- Born: 9 May 1891 Schaan, Liechtenstein
- Died: 14 September 1975 (aged 84) Schaan, Liechtenstein
- Spouse: Maria Thöny ​ ​(m. 1924; died 1974)​
- Children: 5, including Rupert Quaderer

= Rupert Quaderer (journalist) =

Liechtenstein politician and journalist (1891–1975)

Rupert Quaderer (9 May 1891 – 14 September 1975) was a politician and journalist from Liechtenstein.

== Career ==
Quaderer was born on 9 May 1891 in Schaan as the son of his father by the same name and Katharina Bargetze. He had an apprenticeship as a bookseller at the Franz Unterberger bookstore in Feldkirch. In 1919, he opened a bookstore in Schaan. He worked in the law firm Ritter & Beck Rechtsanwälte for several years.

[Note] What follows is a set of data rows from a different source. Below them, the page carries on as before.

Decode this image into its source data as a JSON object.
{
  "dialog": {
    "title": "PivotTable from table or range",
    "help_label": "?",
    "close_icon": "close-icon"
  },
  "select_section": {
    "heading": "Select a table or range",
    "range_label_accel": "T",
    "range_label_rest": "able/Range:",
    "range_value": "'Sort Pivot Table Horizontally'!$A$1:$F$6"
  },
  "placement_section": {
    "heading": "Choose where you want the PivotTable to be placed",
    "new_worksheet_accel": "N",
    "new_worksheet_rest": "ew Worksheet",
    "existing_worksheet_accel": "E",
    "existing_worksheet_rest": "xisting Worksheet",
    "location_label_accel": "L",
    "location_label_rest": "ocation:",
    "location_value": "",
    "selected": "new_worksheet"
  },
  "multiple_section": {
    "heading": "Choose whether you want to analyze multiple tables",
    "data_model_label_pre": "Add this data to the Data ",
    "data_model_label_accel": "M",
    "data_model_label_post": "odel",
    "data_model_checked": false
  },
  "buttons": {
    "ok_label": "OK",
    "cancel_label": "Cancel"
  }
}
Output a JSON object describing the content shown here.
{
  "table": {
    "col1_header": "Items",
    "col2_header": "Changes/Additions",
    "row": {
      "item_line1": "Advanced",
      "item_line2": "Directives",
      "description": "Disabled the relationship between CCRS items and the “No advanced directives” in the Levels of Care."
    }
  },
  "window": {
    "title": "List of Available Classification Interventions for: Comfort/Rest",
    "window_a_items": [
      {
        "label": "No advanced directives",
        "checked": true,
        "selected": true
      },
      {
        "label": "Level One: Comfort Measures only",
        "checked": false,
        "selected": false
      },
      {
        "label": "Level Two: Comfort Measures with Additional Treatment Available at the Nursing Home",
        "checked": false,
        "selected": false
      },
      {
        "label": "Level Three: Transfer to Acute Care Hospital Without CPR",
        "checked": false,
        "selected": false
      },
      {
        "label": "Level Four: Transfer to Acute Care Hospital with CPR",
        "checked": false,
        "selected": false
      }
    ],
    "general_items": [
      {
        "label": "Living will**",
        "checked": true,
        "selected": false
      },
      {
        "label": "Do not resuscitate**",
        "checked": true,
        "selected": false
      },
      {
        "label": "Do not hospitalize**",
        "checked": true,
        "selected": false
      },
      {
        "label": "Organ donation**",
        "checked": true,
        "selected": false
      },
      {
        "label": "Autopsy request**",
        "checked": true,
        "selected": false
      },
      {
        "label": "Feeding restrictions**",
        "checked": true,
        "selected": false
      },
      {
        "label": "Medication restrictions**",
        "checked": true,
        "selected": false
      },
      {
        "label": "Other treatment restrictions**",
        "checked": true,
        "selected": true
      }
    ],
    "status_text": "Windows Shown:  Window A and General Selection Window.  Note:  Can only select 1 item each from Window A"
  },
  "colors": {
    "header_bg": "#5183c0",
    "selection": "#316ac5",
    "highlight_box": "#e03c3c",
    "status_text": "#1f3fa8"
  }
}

From 1924 to 1927 Quaderer was the Schaan municipal treasurer. He was a member of the local school board from 1938 to 1941 and from 1942 to 1948 a member of the Schaan municipal council as a member of the Patriotic Union. In 1938, and again from 1939 to 1940, he was the editor of the Liechtensteiner Vaterland. From 1946 to 1965 he was the head of the Liechtenstein Motor Vehicle Inspection Office.

Quaderer married Maria Thöny (31 October 1899 – 27 July 1974) on 17 November 1924 and they had five children together. His son, Rupert Quaderer is a Liechtenstein historian.

He died on 14 September 1975 in Schaan, aged 84 years old.